Linear equations allow us to find the unknown variable by setting up a balance between the two sides of the equation. In this exercise, the problem was simplified through a series of steps that led us from the equation \(x - 4 = -9\) to \(x = -5\). Each side of the equation is treated as the balance beam of a scale, and whatever operation you do to one side, you must do to the other.

To solve a linear equation effectively:

• Begin by identifying the operations affecting the variable (e.g., addition, subtraction, etc.).
• Apply inverse operations to shift these influences off the variable.
• Simplify incrementally until the variable stands alone on one side of the equation.

This systematic approach helps ensure clarity and accuracy in finding the value of the unknown variable.

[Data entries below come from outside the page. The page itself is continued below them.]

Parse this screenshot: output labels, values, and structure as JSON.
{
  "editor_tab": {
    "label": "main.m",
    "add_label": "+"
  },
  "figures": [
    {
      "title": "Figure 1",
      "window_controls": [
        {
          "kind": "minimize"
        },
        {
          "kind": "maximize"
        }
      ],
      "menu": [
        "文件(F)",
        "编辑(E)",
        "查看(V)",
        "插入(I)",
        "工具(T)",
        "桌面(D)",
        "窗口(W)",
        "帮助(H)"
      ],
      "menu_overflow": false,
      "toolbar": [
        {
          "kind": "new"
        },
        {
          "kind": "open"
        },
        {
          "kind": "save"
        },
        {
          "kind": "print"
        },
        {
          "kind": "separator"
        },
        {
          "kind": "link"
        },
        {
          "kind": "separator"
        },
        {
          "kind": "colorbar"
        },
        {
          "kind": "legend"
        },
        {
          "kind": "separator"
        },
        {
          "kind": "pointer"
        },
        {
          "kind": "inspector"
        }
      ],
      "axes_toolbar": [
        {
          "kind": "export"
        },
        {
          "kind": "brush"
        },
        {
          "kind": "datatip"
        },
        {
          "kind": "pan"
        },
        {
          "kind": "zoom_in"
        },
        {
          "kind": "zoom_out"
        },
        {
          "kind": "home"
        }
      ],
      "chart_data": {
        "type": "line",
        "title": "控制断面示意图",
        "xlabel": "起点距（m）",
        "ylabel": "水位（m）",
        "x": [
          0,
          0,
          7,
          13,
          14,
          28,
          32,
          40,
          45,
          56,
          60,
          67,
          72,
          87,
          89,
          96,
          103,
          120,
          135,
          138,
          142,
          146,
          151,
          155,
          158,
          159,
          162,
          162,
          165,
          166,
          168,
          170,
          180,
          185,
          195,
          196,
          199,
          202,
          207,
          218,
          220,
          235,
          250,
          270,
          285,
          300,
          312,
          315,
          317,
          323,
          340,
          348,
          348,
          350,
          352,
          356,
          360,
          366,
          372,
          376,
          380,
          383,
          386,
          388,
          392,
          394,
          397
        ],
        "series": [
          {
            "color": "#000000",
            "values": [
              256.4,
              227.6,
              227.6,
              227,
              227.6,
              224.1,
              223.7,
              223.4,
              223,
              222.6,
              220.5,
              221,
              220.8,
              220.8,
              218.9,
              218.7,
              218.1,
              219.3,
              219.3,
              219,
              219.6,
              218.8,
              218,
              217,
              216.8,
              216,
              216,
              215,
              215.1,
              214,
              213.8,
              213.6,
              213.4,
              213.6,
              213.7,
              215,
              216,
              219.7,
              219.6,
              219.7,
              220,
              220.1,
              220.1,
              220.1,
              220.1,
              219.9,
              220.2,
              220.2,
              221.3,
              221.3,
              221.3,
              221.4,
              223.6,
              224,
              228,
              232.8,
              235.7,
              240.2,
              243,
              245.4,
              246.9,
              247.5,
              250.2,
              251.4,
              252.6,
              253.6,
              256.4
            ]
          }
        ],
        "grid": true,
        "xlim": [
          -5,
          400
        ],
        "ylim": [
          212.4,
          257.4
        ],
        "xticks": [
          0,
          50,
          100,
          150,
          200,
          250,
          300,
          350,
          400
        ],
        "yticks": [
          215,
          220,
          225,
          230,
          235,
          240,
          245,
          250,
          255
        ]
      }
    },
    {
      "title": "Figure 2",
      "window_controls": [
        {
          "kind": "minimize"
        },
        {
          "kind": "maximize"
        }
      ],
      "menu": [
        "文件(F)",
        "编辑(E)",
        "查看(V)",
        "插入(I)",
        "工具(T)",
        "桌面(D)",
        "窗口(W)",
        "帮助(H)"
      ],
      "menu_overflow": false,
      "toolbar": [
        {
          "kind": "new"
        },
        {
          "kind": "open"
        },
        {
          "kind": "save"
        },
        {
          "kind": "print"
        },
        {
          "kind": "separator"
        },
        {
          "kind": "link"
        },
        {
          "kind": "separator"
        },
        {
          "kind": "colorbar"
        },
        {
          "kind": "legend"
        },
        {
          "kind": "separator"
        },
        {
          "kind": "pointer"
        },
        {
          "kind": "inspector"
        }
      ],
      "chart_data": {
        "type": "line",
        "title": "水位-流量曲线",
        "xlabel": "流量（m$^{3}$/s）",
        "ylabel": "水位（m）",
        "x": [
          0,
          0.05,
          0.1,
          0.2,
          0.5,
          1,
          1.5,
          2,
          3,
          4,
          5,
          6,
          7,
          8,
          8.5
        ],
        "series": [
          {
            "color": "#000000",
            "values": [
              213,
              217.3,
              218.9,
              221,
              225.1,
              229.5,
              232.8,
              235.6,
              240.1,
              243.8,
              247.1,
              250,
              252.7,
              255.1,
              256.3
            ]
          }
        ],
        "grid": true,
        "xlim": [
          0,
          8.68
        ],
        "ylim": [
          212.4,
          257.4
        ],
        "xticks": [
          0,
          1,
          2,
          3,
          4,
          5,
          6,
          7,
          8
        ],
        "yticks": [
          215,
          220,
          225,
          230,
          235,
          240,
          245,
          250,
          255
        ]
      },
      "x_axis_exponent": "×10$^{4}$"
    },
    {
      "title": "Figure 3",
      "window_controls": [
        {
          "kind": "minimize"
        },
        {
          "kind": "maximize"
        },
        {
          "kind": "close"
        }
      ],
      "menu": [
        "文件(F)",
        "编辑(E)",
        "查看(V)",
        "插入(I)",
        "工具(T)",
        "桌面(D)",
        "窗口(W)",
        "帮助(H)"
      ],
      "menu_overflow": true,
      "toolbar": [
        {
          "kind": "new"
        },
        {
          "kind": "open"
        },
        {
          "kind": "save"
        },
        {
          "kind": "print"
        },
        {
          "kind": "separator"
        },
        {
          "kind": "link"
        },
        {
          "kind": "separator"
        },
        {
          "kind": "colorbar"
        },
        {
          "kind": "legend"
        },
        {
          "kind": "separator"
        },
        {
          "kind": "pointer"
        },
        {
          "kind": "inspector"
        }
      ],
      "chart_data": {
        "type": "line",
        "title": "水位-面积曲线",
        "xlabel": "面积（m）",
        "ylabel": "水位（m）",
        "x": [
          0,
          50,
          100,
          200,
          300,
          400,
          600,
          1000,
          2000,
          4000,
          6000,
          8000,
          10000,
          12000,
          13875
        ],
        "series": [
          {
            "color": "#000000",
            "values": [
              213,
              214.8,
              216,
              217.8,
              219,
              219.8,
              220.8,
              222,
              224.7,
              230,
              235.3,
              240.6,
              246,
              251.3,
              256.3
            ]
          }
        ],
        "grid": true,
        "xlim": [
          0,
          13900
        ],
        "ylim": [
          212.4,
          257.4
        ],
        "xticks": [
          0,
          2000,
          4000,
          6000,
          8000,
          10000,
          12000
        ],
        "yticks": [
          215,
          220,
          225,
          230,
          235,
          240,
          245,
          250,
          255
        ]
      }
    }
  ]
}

Isolating a variable is a crucial step in solving equations. By removing other terms from around the variable, you reveal its value. In this example, the variable \(x\) initially shared the equation with a \(-4\). To solve for \(x\), we needed it to be by itself.

To isolate \(x\):

• Recognize the term attached to the variable, here it is \(-4\).
• Add the inverse of that term, so \(+4\) to both sides of the equation to remove it.
• Check each step by simplifying both sides, ensuring \(x\) is now isolated.

This method maintains the equation's balance using the addition property, leading to a correct and isolated \(x\).

Algebraic operations are fundamental processes used to manipulate equations and expressions. In the example provided, we utilized the addition property, an algebraic operation, to solve the equation.

Here's how basic algebraic operations work:

• **Addition Property of Equality:** Ensures adding the same number to both sides keeps the equation balanced.
• **Subtraction:** Counteracts addition, used to remove terms from one side.
• **Multiplication/Division:** Used for changing coefficients, keeping equations balanced by applying the same operation on both sides.

Understanding and applying these operations with precision is key to correctly simplifying and solving equations. They form the core of basic algebra and are indispensable in math solutions.